他蜷缩着身体,一动不动,宛如一个死物,而最让洛止槐被吓到的是,楚木婴脸上的一抹白布,沁出鲜血。
……他的眼睛受伤了,还是没了?
洛止槐伸出手,想触碰又停住。
现在的楚木婴,仿佛是那天雨夜……
一模一样。
青年心脏一紧。
“楚木婴?”洛止槐轻声唤他。
然而,没有回应。
许久,洛止槐抬手想帮他整理一下衣服,蓦地,被那人戒备地打掉了手。
青年吃痛收回自己的手。
……被打红了。
“楚木婴,我是师尊啊。
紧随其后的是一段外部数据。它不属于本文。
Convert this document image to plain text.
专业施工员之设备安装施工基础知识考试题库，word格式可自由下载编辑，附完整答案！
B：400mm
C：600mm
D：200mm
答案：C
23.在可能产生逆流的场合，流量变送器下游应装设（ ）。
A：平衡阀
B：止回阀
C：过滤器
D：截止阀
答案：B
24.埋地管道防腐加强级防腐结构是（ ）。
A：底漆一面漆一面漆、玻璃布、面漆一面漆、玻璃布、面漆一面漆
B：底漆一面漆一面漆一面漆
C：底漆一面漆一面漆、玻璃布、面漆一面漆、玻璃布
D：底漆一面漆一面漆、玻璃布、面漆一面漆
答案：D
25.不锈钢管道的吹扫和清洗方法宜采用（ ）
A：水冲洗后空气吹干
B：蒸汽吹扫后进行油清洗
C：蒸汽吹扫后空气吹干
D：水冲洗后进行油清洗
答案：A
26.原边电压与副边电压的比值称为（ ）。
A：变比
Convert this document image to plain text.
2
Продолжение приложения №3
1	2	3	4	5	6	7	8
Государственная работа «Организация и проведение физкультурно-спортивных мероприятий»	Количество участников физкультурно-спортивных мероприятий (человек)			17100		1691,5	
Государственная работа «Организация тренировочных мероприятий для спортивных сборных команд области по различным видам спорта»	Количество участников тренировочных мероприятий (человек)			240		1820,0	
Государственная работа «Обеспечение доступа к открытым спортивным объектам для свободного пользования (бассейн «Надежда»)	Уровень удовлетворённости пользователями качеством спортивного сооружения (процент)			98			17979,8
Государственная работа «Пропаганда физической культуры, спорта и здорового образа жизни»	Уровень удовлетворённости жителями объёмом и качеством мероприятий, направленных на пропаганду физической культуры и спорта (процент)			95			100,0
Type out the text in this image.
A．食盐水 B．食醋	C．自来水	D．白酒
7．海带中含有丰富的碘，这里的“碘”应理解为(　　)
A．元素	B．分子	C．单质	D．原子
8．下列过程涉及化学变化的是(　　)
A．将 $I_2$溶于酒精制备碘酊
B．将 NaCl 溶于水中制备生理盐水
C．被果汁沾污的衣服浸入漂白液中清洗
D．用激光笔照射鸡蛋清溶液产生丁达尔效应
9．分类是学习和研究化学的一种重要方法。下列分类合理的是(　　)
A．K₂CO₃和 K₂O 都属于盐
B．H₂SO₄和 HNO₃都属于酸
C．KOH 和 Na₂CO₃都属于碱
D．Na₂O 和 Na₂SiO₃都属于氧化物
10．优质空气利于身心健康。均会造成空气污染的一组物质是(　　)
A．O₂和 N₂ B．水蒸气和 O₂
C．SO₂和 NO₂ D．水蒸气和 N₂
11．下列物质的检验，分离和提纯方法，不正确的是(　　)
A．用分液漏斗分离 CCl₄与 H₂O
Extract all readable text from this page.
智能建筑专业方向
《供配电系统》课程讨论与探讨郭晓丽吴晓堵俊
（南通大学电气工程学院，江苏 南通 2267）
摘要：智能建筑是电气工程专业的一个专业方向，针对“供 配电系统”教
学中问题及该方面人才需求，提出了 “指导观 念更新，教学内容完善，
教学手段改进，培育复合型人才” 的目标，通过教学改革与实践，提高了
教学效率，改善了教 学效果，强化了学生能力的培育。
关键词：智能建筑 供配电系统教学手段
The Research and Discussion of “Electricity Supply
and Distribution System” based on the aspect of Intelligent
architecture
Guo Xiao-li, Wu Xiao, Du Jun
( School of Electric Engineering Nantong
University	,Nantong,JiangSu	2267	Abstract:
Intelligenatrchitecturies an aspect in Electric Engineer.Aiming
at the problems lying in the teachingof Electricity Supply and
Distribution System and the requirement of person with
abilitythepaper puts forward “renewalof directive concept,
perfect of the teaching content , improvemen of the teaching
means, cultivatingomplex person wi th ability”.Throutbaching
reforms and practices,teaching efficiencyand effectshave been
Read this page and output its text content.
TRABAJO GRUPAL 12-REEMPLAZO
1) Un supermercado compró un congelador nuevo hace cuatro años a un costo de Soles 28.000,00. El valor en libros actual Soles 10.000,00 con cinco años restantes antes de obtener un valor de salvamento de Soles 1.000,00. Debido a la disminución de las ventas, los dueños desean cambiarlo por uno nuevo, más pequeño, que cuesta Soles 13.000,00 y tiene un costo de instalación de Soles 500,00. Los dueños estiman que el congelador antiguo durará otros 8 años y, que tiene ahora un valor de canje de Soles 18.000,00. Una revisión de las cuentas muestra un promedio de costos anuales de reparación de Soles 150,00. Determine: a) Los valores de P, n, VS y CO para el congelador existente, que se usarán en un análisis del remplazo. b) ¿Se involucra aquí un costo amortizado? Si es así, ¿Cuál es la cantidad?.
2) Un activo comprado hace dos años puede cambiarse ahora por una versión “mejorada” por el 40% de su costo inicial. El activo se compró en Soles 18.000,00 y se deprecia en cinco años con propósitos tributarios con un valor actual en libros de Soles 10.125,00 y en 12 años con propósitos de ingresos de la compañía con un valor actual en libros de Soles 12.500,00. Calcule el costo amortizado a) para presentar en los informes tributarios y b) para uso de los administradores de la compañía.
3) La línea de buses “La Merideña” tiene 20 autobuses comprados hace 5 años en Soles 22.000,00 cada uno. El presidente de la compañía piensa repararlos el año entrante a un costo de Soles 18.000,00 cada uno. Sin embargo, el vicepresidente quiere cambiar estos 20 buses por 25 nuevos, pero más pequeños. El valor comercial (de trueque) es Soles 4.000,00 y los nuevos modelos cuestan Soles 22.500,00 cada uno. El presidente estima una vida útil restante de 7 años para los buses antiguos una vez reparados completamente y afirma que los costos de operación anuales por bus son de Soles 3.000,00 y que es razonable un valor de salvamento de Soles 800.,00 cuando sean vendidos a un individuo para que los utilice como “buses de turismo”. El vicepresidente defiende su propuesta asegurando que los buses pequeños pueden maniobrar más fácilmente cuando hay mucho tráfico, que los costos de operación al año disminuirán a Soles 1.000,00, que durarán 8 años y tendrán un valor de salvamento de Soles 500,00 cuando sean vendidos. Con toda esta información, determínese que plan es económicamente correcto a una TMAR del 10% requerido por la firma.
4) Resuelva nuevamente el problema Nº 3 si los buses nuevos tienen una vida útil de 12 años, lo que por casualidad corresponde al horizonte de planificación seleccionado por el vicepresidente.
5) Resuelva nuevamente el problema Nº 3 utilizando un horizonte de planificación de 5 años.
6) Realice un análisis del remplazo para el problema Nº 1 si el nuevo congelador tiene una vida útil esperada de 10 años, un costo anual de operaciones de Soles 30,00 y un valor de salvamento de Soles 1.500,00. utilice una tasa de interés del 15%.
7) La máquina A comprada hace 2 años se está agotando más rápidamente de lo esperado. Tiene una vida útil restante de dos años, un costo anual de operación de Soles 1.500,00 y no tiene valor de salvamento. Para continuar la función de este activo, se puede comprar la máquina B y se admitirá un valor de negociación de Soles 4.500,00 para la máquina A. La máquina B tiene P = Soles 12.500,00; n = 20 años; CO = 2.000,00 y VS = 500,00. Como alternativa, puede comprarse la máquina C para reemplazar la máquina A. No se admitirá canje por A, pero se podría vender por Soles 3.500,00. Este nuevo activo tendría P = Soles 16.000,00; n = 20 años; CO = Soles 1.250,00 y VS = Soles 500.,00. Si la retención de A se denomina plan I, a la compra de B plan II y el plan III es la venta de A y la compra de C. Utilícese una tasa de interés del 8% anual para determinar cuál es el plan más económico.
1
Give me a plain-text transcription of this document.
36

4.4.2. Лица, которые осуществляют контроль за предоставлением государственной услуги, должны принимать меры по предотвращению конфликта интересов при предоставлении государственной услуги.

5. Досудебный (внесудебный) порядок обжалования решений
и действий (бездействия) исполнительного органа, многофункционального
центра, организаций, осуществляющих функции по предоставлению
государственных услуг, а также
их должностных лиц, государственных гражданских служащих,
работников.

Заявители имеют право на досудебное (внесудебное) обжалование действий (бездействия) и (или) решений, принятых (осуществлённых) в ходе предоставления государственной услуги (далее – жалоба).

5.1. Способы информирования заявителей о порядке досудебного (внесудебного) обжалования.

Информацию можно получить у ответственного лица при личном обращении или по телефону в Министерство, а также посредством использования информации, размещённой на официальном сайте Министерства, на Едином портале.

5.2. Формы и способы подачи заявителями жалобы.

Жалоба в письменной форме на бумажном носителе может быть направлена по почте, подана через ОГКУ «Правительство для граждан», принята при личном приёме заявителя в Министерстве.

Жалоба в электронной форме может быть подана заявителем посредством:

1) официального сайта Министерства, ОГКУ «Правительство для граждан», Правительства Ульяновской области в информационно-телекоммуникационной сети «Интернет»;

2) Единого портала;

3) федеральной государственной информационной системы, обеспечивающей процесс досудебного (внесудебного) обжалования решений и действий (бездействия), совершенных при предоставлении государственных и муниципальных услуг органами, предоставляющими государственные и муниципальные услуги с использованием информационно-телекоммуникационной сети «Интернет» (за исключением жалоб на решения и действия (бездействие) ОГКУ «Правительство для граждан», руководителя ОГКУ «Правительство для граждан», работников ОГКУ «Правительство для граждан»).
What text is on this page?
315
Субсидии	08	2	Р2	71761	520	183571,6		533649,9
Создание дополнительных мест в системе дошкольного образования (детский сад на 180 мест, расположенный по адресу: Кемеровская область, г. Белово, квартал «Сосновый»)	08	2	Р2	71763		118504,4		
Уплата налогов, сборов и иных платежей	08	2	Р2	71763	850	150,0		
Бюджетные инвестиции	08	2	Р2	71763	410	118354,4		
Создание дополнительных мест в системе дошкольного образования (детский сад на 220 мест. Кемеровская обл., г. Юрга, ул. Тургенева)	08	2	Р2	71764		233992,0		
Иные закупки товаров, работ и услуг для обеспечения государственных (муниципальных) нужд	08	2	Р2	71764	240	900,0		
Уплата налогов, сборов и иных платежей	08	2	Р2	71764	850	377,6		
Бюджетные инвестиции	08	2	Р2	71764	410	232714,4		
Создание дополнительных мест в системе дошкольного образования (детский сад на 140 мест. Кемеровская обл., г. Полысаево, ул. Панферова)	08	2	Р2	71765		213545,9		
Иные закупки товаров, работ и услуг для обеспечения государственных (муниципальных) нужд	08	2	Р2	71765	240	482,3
”
洛止槐有些难受地叫他。
许久,楚木婴动了动干涸的嘴唇,“我没有师尊啊……”
“我只是一个什么都没有的人。”
“好像做了一个噩梦呢……”
少年的声音死沉死沉的,喃喃自语。
洛止槐垂眸,有些不知如何是好。
“楚木婴,师尊带你走好不好……”
洛止槐再次抬手,朝他的面门而去,想吸引楚木婴的注意力。
却不料——
“唔!”
楚木婴尖利的牙齿咬住了自己的手。
丝丝血沁出,在雪肤上格外醒目。
洛止槐吃痛再次挣脱开,有些跌跌撞撞地退后了好几步,浑身的力气都仿佛失去。
楚木婴扬起一抹苦涩的笑,已然没了理智和意识,如一个提线木偶。
……他疯了。
洛止槐无力垂头,忍住泪花。
到底发生了什么?
对了,红花楼。
刚才听他们说红花楼昨夜发生了大事,那能否打听到苏在竹和凌予寒的消息?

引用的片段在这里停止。